Pflegekräfte oder Ärzte – wer ist hier eigentlich der Chef?

MEDWING
August 20, 2024

In seinem Gastbeitrag appelliert Facharzt Bernd Jakob an seine Kollegen: „Wir sitzen doch alle in einem Boot“.

Themen auf dieser Seite

    Bernd Jakob


    Wir sitzen doch alle in einem Boot. Na gut, vielleicht eher in einem Schiff, denn in einem Boot findet nicht das ganze Krankenhauspersonal Platz. Bis hierhin würden mir bestimmt alle zustimmen. Erfahrungsgemäß gibt es jedoch einige, die meinen, dass oben in der Kommandozentrale des Schiffes Kapitäne im weißen Kittel den Ton angeben und unten im Maschinenraum austauschbare Pflegekräfte in rußverschmierter Uniform, die Kohle nachschieben. Ein vieldiskutierter Blick, den ich gerne in meinem ersten Gastbeitrag näher beleuchten möchte.

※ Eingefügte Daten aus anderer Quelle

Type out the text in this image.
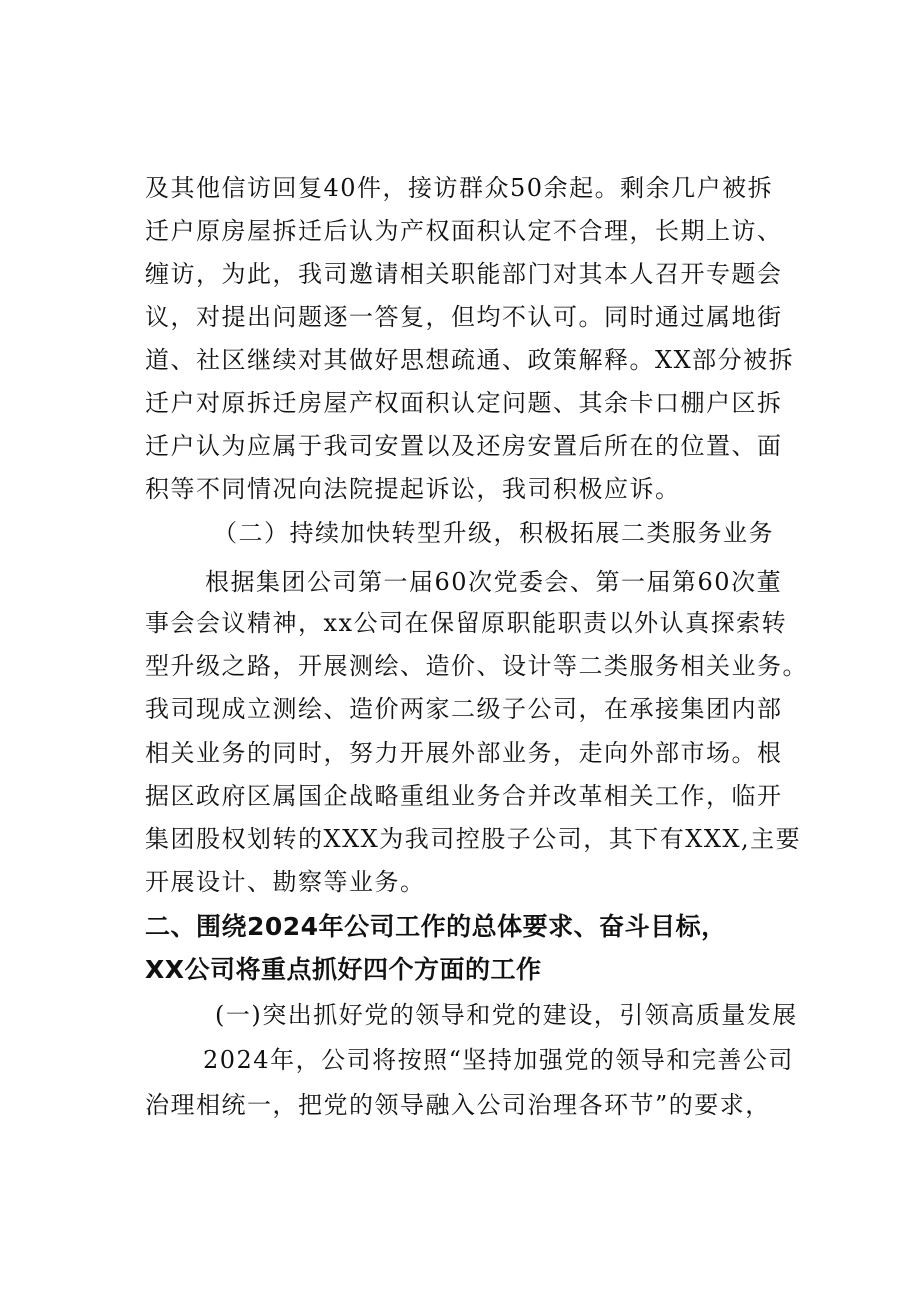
及其他信访回复40件，接访群众50余起。剩余几户被拆
迁户原房屋拆迁后认为产权面积认定不合理，长期上访、
缠访，为此，我司邀请相关职能部门对其本人召开专题会
议，对提出问题逐一答复，但均不认可。同时通过属地街
道、社区继续对其做好思想疏通、政策解释。XX部分被拆
迁户对原拆迁房屋产权面积认定问题、其余卡口棚户区拆
迁户认为应属于我司安置以及还房安置后所在的位置、面
积等不同情况向法院提起诉讼，我司积极应诉。
（二）持续加快转型升级，积极拓展二类服务业务
根据集团公司第一届60次党委会、第一届第60次董
事会会议精神，xx公司在保留原职能职责以外认真探索转
型升级之路，开展测绘、造价、设计等二类服务相关业务。
我司现成立测绘、造价两家二级子公司，在承接集团内部
相关业务的同时，努力开展外部业务，走向外部市场。根
据区政府区属国企战略重组业务合并改革相关工作，临开
集团股权划转的XXX为我司控股子公司，其下有XXX,主要
开展设计、勘察等业务。
二、围绕2024年公司工作的总体要求、奋斗目标，
XX公司将重点抓好四个方面的工作
(一)突出抓好党的领导和党的建设，引领高质量发展
2024年，公司将按照“坚持加强党的领导和完善公司
治理相统一，把党的领导融入公司治理各环节”的要求，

    Wer in einem Krankenhaus arbeitet, weiß: Es gibt Ärzte, die der oben dargestellten Auffassung sind. Gelegentlich kursiert sogar die Ansicht, dass ein guter Arzt nicht Freund der Pflege sein kann. Ab und zu müsse man den Pflegern die Leviten lesen, damit wieder Ordnung im Schiffsbauch einkehrt. Was der Sinn dieser – meiner Meinung nach völlig veralteten – Hierarchie-Vorstellung sein soll, konnte mir noch kein Kollege erklären.



    Ich jedenfalls habe in acht Jahren Dienstzeit immer die eine Erfahrung gemacht:Die Pflegenden sind nicht nur unersetzlich wertvoll, sondern haben mir unzählige Male das Sitzfleisch gerettet! Ich erinnere mich noch gut an einen meiner ersten Nachtdienste:

    Eine Dame, die sich aufgrund einer Behinderung nicht äußern konnte, war unbeobachtet auf einer Treppe gefallen und hatte sich einen offenen Bruch am Unterarm zugezogen. Ich machte alles für den OP fertig und war zufrieden mit mir. Der aufmerksame Pfleger jedoch nahm mich beiseite und erklärte mir, dass er beim Anziehen des OP-Hemdes den Bauch und einen Oberschenkel auffällig fand. Es stellte sich eine Beckenfraktur und ein Oberschenkel-Bruch heraus. Ich hatte im Stress den Bodycheck vergessen und nur das Offensichtliche gesehen. Die Patientin hätte innerlich verbluten können und ohne den smarten Pfleger hätte ich meine kleine Kabine auf dem Dampfer schnell wieder verlassen müssen.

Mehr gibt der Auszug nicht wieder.